Bangladesh Prime Minister Sheikh Hasina announced a financial aid package over 550 million euro for farmers. The Bangladesh Dairy Farmers’ Association claimed that marginal farmers will not benefit from the financial aid package. The money will be disbursed among small and medium farmers at only five percent interest. Peasant organizations, however, are demanding interest-free loans to ensure food security for all. Moreover, given that the entire domestic supply chain has collapsed, the current crisis cannot be solved by giving loans to farmers alone. A large number of Bangladeshi farmers are small and marginal. They do not have a bank account to get a loan. These packages will thus only help the big producers.
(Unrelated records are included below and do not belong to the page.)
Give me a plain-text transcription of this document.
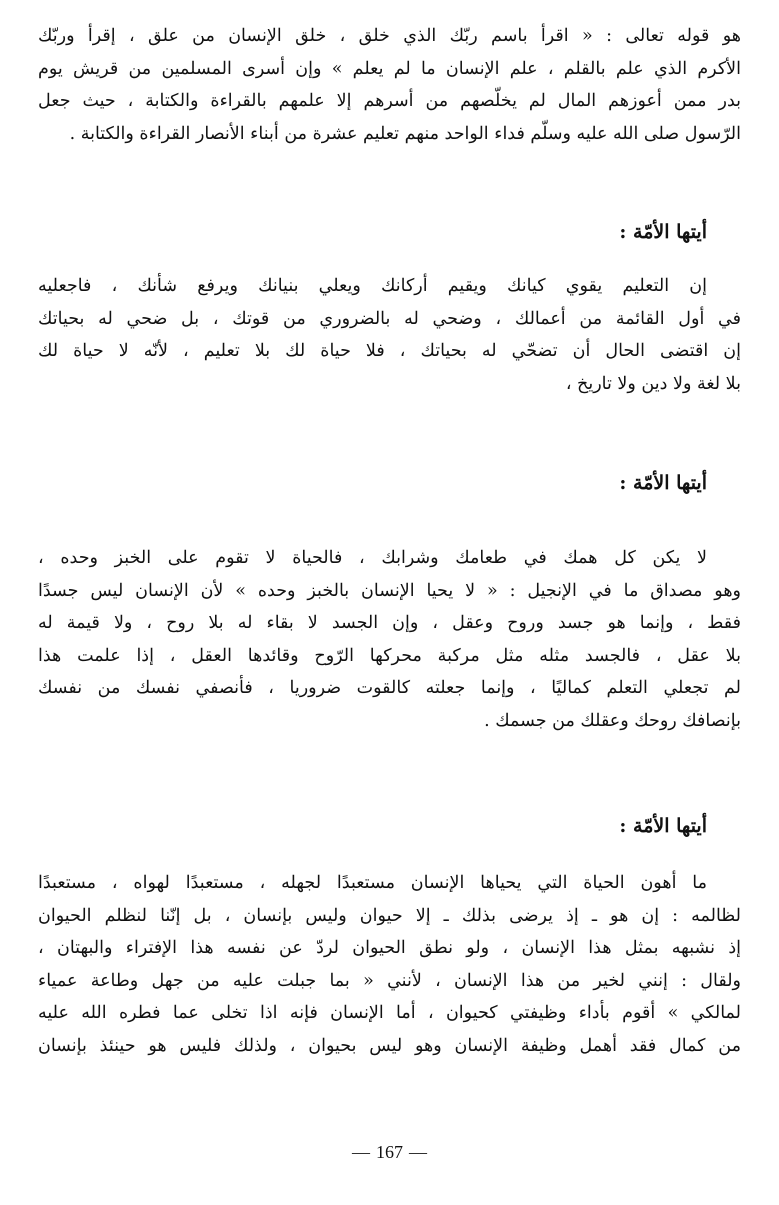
هو قوله تعالى : « اقرأ باسم ربّك الذي خلق ، خلق الإنسان من علق ، إقرأ وربّك
الأكرم الذي علم بالقلم ، علم الإنسان ما لم يعلم » وإن أسرى المسلمين من قريش يوم
بدر ممن أعوزهم المال لم يخلّصهم من أسرهم إلا علمهم بالقراءة والكتابة ، حيث جعل
الرّسول صلى الله عليه وسلّم فداء الواحد منهم تعليم عشرة من أبناء الأنصار القراءة والكتابة .
أيتها الأمّة :
إن التعليم يقوي كيانك ويقيم أركانك ويعلي بنيانك ويرفع شأنك ، فاجعليه
في أول القائمة من أعمالك ، وضحي له بالضروري من قوتك ، بل ضحي له بحياتك
إن اقتضى الحال أن تضحّي له بحياتك ، فلا حياة لك بلا تعليم ، لأنّه لا حياة لك
بلا لغة ولا دين ولا تاريخ ،
أيتها الأمّة :
لا يكن كل همك في طعامك وشرابك ، فالحياة لا تقوم على الخبز وحده ،
وهو مصداق ما في الإنجيل : « لا يحيا الإنسان بالخبز وحده » لأن الإنسان ليس جسدًا
فقط ، وإنما هو جسد وروح وعقل ، وإن الجسد لا بقاء له بلا روح ، ولا قيمة له
بلا عقل ، فالجسد مثله مثل مركبة محركها الرّوح وقائدها العقل ، إذا علمت هذا
لم تجعلي التعلم كماليًا ، وإنما جعلته كالقوت ضروريا ، فأنصفي نفسك من نفسك
بإنصافك روحك وعقلك من جسمك .
أيتها الأمّة :
ما أهون الحياة التي يحياها الإنسان مستعبدًا لجهله ، مستعبدًا لهواه ، مستعبدًا
لظالمه : إن هو ـ إذ يرضى بذلك ـ إلا حيوان وليس بإنسان ، بل إنّنا لنظلم الحيوان
إذ نشبهه بمثل هذا الإنسان ، ولو نطق الحيوان لردّ عن نفسه هذا الإفتراء والبهتان ،
ولقال : إنني لخير من هذا الإنسان ، لأنني « بما جبلت عليه من جهل وطاعة عمياء
لمالكي » أقوم بأداء وظيفتي كحيوان ، أما الإنسان فإنه اذا تخلى عما فطره الله عليه
من كمال فقد أهمل وظيفة الإنسان وهو ليس بحيوان ، ولذلك فليس هو حينئذ بإنسان
— 167 —
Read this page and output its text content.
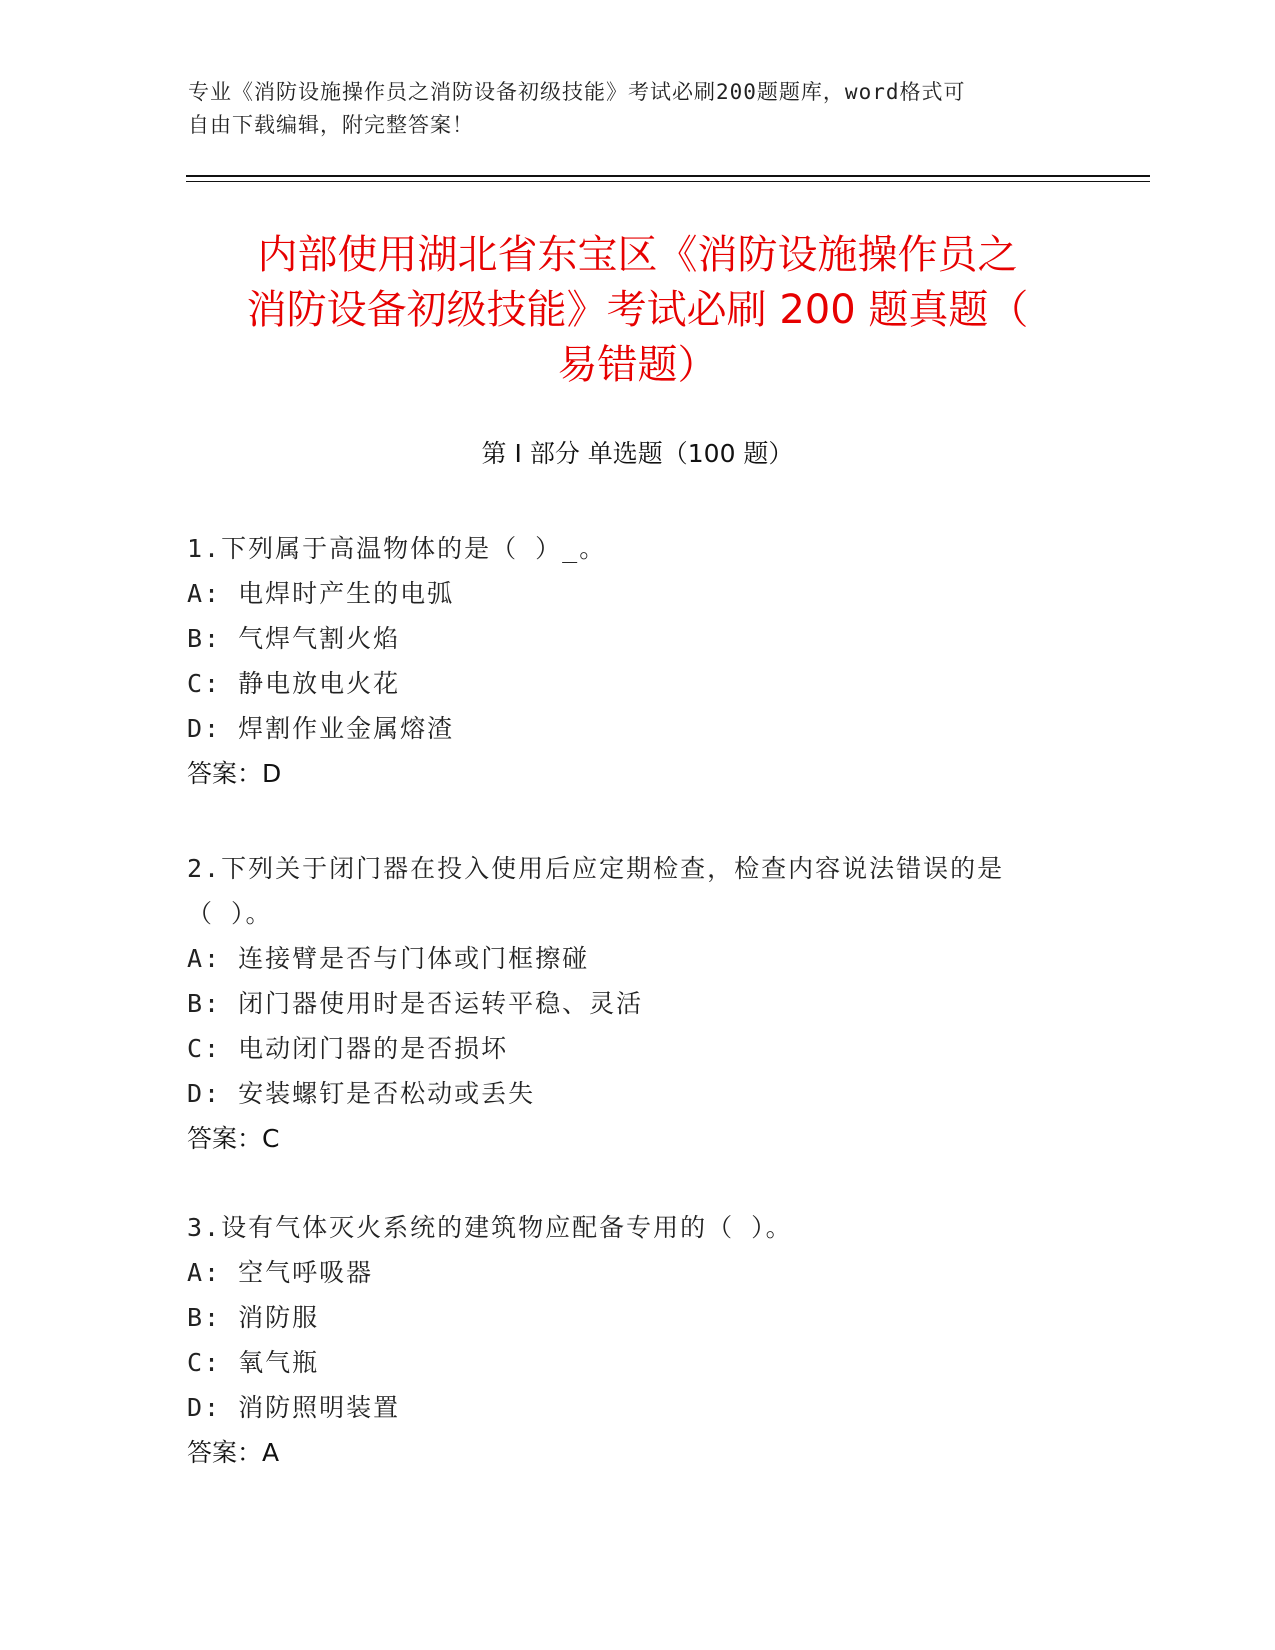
专业《消防设施操作员之消防设备初级技能》考试必刷200题题库，word格式可
自由下载编辑，附完整答案！
内部使用湖北省东宝区《消防设施操作员之
消防设备初级技能》考试必刷 200 题真题（
易错题）
第 I 部分 单选题（100 题）
1.下列属于高温物体的是（ ）_。
A: 电焊时产生的电弧
B: 气焊气割火焰
C: 静电放电火花
D: 焊割作业金属熔渣
答案：D
2.下列关于闭门器在投入使用后应定期检查，检查内容说法错误的是
（ ）。
A: 连接臂是否与门体或门框擦碰
B: 闭门器使用时是否运转平稳、灵活
C: 电动闭门器的是否损坏
D: 安装螺钉是否松动或丢失
答案：C
3.设有气体灭火系统的建筑物应配备专用的（ ）。
A: 空气呼吸器
B: 消防服
C: 氧气瓶
D: 消防照明装置
答案：A
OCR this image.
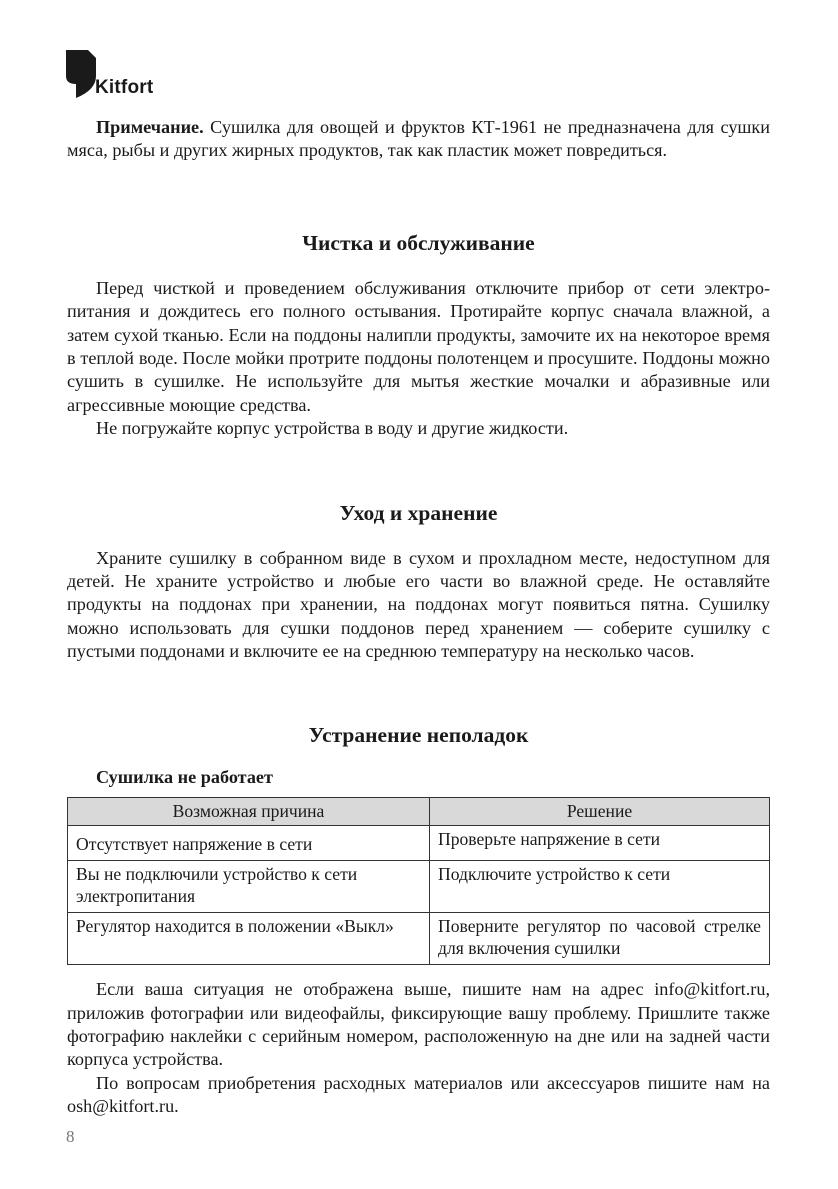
Kitfort

Примечание. Сушилка для овощей и фруктов КТ-1961 не предназначена для сушки мяса, рыбы и других жирных продуктов, так как пластик может повредиться.

Чистка и обслуживание

Перед чисткой и проведением обслуживания отключите прибор от сети электропитания и дождитесь его полного остывания. Протирайте корпус сначала влажной, а затем сухой тканью. Если на поддоны налипли продукты, замочите их на некоторое время в теплой воде. После мойки протрите поддоны полотенцем и просушите. Поддоны можно сушить в сушилке. Не используйте для мытья жесткие мочалки и абразивные или агрессивные моющие средства.

Не погружайте корпус устройства в воду и другие жидкости.

Уход и хранение

Храните сушилку в собранном виде в сухом и прохладном месте, недоступном для детей. Не храните устройство и любые его части во влажной среде. Не оставляйте продукты на поддонах при хранении, на поддонах могут появиться пятна. Сушилку можно использовать для сушки поддонов перед хранением — соберите сушилку с пустыми поддонами и включите ее на среднюю температуру на несколько часов.

Устранение неполадок
Сушилка не работает
Возможная причина	Решение
Отсутствует напряжение в сети	Проверьте напряжение в сети
Вы не подключили устройство к сети электропитания	Подключите устройство к сети
Регулятор находится в положении «Выкл»	Поверните регулятор по часовой стрелке для включения сушилки

Если ваша ситуация не отображена выше, пишите нам на адрес info@kitfort.ru, приложив фотографии или видеофайлы, фиксирующие вашу проблему. Пришлите также фотографию наклейки с серийным номером, расположенную на дне или на задней части корпуса устройства.

По вопросам приобретения расходных материалов или аксессуаров пишите нам на osh@kitfort.ru.

8
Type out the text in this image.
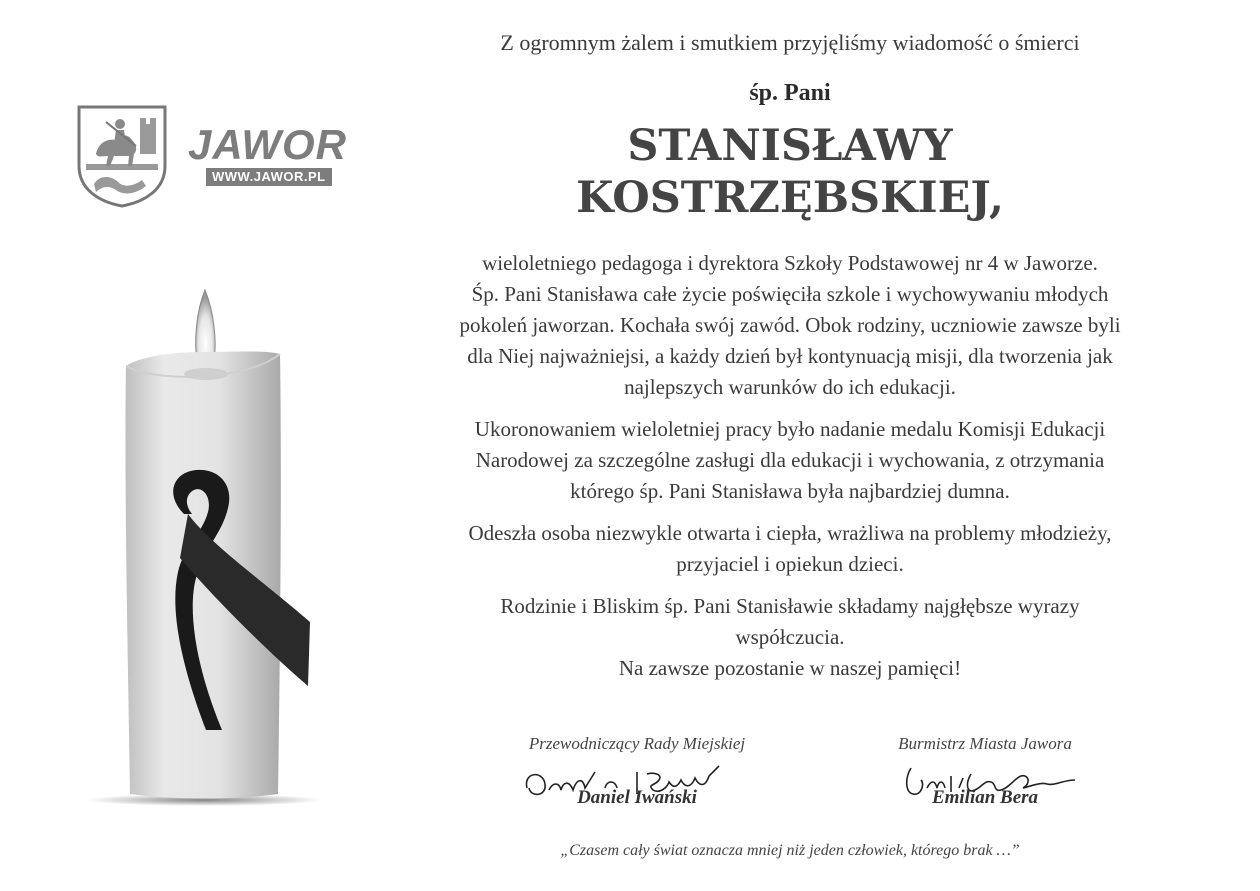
JAWOR
WWW.JAWOR.PL
Z ogromnym żalem i smutkiem przyjęliśmy wiadomość o śmierci
śp. Pani
STANISŁAWY
KOSTRZĘBSKIEJ,

wieloletniego pedagoga i dyrektora Szkoły Podstawowej nr 4 w Jaworze.
Śp. Pani Stanisława całe życie poświęciła szkole i wychowywaniu młodych
pokoleń jaworzan. Kochała swój zawód. Obok rodziny, uczniowie zawsze byli
dla Niej najważniejsi, a każdy dzień był kontynuacją misji, dla tworzenia jak
najlepszych warunków do ich edukacji.

Ukoronowaniem wieloletniej pracy było nadanie medalu Komisji Edukacji
Narodowej za szczególne zasługi dla edukacji i wychowania, z otrzymania
którego śp. Pani Stanisława była najbardziej dumna.

Odeszła osoba niezwykle otwarta i ciepła, wrażliwa na problemy młodzieży,
przyjaciel i opiekun dzieci.

Rodzinie i Bliskim śp. Pani Stanisławie składamy najgłębsze wyrazy
współczucia.
Na zawsze pozostanie w naszej pamięci!

Przewodniczący Rady Miejskiej
Daniel Iwański
Burmistrz Miasta Jawora
Emilian Bera
„Czasem cały świat oznacza mniej niż jeden człowiek, którego brak …”
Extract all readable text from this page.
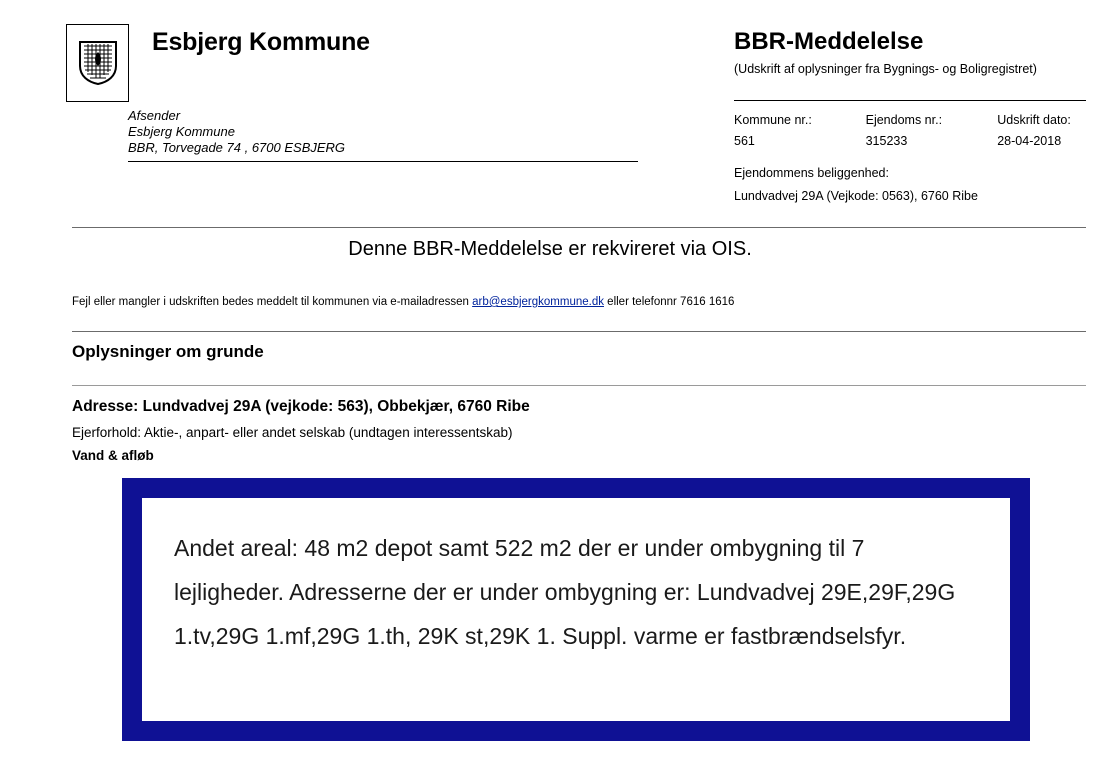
Esbjerg Kommune
Afsender
Esbjerg Kommune
BBR, Torvegade 74 , 6700 ESBJERG
BBR-Meddelelse
(Udskrift af oplysninger fra Bygnings- og Boligregistret)
Kommune nr.:	Ejendoms nr.:	Udskrift dato:
561	315233	28-04-2018
Ejendommens beliggenhed:
Lundvadvej 29A (Vejkode: 0563), 6760 Ribe
Denne BBR-Meddelelse er rekvireret via OIS.
Fejl eller mangler i udskriften bedes meddelt til kommunen via e-mailadressen arb@esbjergkommune.dk eller telefonnr 7616 1616
Oplysninger om grunde
Adresse: Lundvadvej 29A (vejkode: 563), Obbekjær, 6760 Ribe
Ejerforhold: Aktie-, anpart- eller andet selskab (undtagen interessentskab)
Vand & afløb
Andet areal: 48 m2 depot samt 522 m2 der er under ombygning til 7 lejligheder. Adresserne der er under ombygning er: Lundvadvej 29E,29F,29G 1.tv,29G 1.mf,29G 1.th, 29K st,29K 1. Suppl. varme er fastbrændselsfyr.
In Bangladesh, 30 percent of children are vitamin-A-deficient and 44 percent of women are anaemic. People have taken to the streets to demand food. If the current situation continues, the situation will soon become very dire. Renowned social activist Anu Muhammad criticized the government for ignoring the rights of farmers, labourers, and workers despite the fact that they provide critical services to bring us all out of the crisis. Left parties in Bangladesh argue that food security is the responsibility of state and society—it cannot be left to private corporations. In a joint statement, an alliance of left parties demanded increased allocation in the form of assistance, not loans, to agriculture, marginal poor, and the middle peasantry. For a lot of people in Bangladesh, it is a matter of life and death: either the coronavirus or hunger. The poor masses find themselves in a tough battle for survival.
Despite all the critical things happening in Bangladesh, there is still hope. An international solidarity movement led by the environmental organisation 350.org has developed the Principles of Just Recovery to deal with this humanitarian crisis. The principles are: (1) People’s health first, no exceptions; (2) Provide economic relief directly to the people; (3) Help workers and communities, not corporate executives; (4) Create resilience for future crises; 5) Build solidarity and community across borders – do not empower authoritarians. If the government really wants to do what they claim, then these principles must be adopted to ensure a “just” recovery from the crisis. The slogan given by the Ministry of Agriculture, “Stay with farmers – stay close to farmers”, is a good starting point. But it remains to be seen whether this spirit can withstand bureaucracy and sectarian politics.